Now, her discipline by the LibDems consumes her. She must have had some reason to join- its environmental policies, perhaps, its record in local government, or its longstanding commitment to women’s rights. She wanted to work for it. Now she wants to attack it, only because she disagrees with the party on the issue of trans rights.

She is trying to raise £55,000 to sue the party. When I looked, she had raised £6,715. She is an ordinary woman, of no particular interest, yet her transphobe campaign was reported in The Times. What has she to say about it?

She claims it is a matter of protecting women’s rights, but the LibDems strongly support women’s rights. They seek equal representation by women in their “Campaign for Gender Balance”. They take women’s rights seriously. They emphasise their policies on violence against women and girls, the gender price gap, and period poverty. Once, perhaps, Bird supported them on these things. Now, she claims the party is not supporting women’s rights. The issue of trans inclusion, for her, trumps all the work they do for women’s representation and women’s needs.

She claims that once trans women are included, women won’t be able to fight for any women’s rights issue. I presume she thinks all the gains will be taken by trans women. Possibly there might be a trans woman on a Scottish public board, but violence against women will hardly become invisible just because violence against trans women is included.

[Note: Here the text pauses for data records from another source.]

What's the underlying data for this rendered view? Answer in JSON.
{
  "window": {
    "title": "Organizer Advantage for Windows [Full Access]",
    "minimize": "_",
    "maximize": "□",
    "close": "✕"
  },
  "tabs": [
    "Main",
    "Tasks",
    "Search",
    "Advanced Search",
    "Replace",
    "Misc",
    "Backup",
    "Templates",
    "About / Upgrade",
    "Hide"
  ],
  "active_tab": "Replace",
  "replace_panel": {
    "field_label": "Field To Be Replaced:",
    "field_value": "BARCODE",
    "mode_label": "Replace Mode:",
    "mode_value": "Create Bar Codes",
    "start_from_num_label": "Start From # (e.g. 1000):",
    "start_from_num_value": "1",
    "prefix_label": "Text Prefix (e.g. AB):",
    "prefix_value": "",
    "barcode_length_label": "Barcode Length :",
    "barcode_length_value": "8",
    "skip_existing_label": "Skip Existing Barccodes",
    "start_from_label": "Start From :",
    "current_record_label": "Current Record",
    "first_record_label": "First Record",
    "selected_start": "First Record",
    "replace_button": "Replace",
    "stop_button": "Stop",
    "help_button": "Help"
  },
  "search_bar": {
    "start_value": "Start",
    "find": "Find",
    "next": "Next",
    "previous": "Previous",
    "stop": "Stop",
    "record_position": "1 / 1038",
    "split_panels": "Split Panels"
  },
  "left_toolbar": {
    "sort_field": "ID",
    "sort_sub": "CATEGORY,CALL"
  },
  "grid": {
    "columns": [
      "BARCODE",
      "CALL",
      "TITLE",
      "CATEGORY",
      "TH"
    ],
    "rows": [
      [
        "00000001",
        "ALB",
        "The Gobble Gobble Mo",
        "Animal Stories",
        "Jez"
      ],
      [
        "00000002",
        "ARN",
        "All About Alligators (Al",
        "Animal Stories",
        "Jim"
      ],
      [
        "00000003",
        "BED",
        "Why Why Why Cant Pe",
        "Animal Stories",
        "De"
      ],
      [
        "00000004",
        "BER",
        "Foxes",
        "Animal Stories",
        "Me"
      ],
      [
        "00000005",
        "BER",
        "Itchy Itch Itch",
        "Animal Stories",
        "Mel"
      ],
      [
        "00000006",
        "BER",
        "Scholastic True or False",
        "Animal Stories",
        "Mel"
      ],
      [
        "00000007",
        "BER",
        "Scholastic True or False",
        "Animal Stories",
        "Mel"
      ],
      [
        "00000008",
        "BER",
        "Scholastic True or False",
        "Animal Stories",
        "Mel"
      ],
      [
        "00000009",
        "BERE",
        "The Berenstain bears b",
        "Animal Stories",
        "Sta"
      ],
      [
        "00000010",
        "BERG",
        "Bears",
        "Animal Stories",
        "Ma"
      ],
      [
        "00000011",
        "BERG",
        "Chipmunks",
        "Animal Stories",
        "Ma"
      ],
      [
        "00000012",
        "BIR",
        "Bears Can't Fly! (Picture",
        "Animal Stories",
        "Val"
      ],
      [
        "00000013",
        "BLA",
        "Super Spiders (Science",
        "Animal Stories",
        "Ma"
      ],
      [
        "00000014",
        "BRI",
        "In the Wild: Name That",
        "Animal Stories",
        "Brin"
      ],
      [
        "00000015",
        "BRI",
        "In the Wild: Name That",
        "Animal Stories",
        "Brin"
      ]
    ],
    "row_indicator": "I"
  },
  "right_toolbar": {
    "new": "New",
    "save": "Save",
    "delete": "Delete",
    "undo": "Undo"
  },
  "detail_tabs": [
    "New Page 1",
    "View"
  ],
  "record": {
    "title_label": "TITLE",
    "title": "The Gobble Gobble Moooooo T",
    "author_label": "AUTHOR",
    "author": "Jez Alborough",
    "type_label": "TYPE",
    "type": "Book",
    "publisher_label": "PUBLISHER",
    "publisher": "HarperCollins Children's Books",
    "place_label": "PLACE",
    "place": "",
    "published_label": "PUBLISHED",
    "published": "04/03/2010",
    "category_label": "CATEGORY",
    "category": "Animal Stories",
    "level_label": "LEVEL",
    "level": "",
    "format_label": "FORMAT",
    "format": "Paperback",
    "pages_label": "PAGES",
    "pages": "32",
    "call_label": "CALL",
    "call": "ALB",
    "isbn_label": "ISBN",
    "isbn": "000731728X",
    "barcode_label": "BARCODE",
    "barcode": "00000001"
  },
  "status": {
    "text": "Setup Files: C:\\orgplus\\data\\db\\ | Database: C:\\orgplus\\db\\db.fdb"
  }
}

She claims excluding trans women from shop changing rooms is a child safeguarding issue. Of all the ways a child abuser might approach children, dressing as a woman and going into shop changing rooms is perhaps the least likely. Most child abuse is by family, and family friends. Picking on a safeguarding issue stops her thinking. She simply gets angry: What about the Children? Her arguments make no sense at all, but she has gone beyond that: they are satisfying to her emotionally, and part of her “sense of self”.

She brought up the scary issue of penises- “male equipment”. Someone asked her, “When did you last see anyone’s genitals in a shop changing room or public toilet?” She could not answer. But this will not stop her scaremongering about trans women’s penises in the future.

The LibDems have eleven MPs, and seven of them are women. All of them support trans rights. Bird alleges they are all too scared to challenge policy on trans rights, and claims misogyny. Actually, the misogyny here is claiming that women MPs do not have the self-confidence to say what they mean and what they believe. Women can be scared to speak up. Hannah Bardell, now an MP, did not come out as lesbian until 2012, when she was 36. But now she is an MP she is no longer scared, and she stands up for trans rights.

Bird might have been a useful campaigner for the LibDems, putting out leaflets, canvassing, perhaps even standing for the council in a winnable seat. Instead she obsessively attacks the party. Rupert Murdoch is laughing at women like her, his dupes. She does not risk prison like Rob Hoogland, but otherwise her life and her community work are turned upside down, by her obsessive transphobia.